Tym samym Marek F. nie stawi się w środę do odbywania kary w zakładzie karnym na warszawskim Grochowie.
W grudniu ub.r. Sąd Apelacyjny w Warszawie utrzymał wyroki Sądu Okręgowego w Warszawie ws. tzw. afery taśmowej, uznając, że ustalenia sądu I instancji w tej sprawie są prawidłowe.
Warszawski sąd okręgowy w grudniu 2016 r. skazał Marka F. na 2,5 roku więzienia jako głównego oskarżonego o podsłuchy w restauracjach Sowa i Przyjaciele oraz Amber Room. Ponadto kelner Konrad Lassota i Krzysztof Rybka zostali skazani na 10 miesięcy w zawieszeniu i grzywny. Kelnera Łukasza N. skazano na zapłatę 50 tys. zł. na cel społeczny.

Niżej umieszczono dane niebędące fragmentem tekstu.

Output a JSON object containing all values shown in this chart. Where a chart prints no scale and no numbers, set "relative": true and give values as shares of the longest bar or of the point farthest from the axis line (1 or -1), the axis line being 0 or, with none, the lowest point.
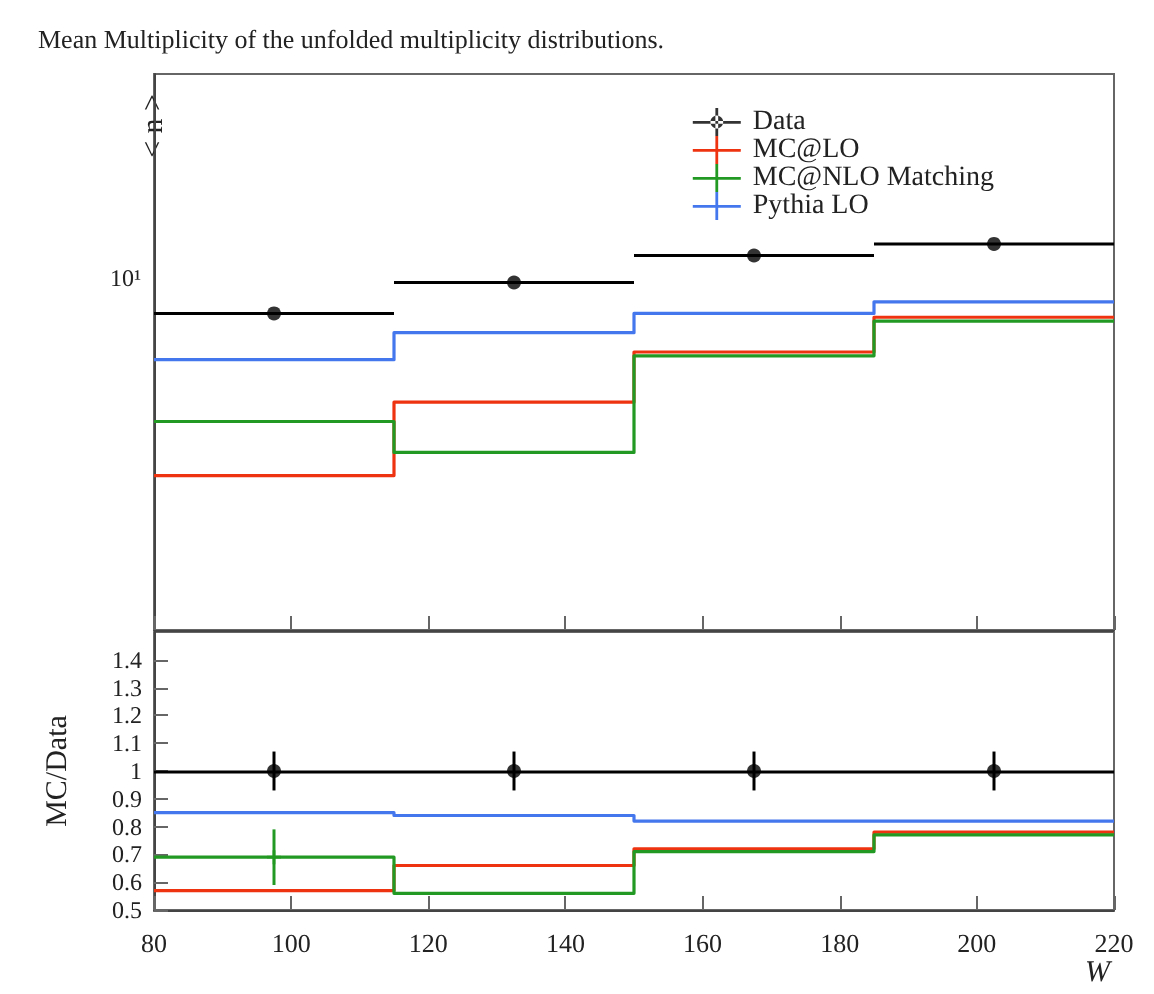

Sprawa dotyczyła nagrywania od lipca 2013 r. do czerwca 2014 r. osób z kręgów polityki, biznesu oraz funkcjonariuszy publicznych w warszawskich restauracjach. Nagrano m.in. ówczesnych szefów: MSW - Bartłomieja Sienkiewicza, MSZ - Sikorskiego, resortu infrastruktury - Elżbietę Bieńkowską, prezesa NBP Marka Belkę, szefa CBA Pawła Wojtunika. W sumie, podczas 66 nielegalnie nagranych spotkań, utrwalono rozmowy ponad stu osób; prokuraturze udało się ustalić tożsamość 97. Ujawnione w mediach nagrania wywołały w 2014 r. kryzys w rządzie Donalda Tuska.
Informację o zawieszeniu wykonywania kary dla Marka F. jako pierwsze podało Radio Zet.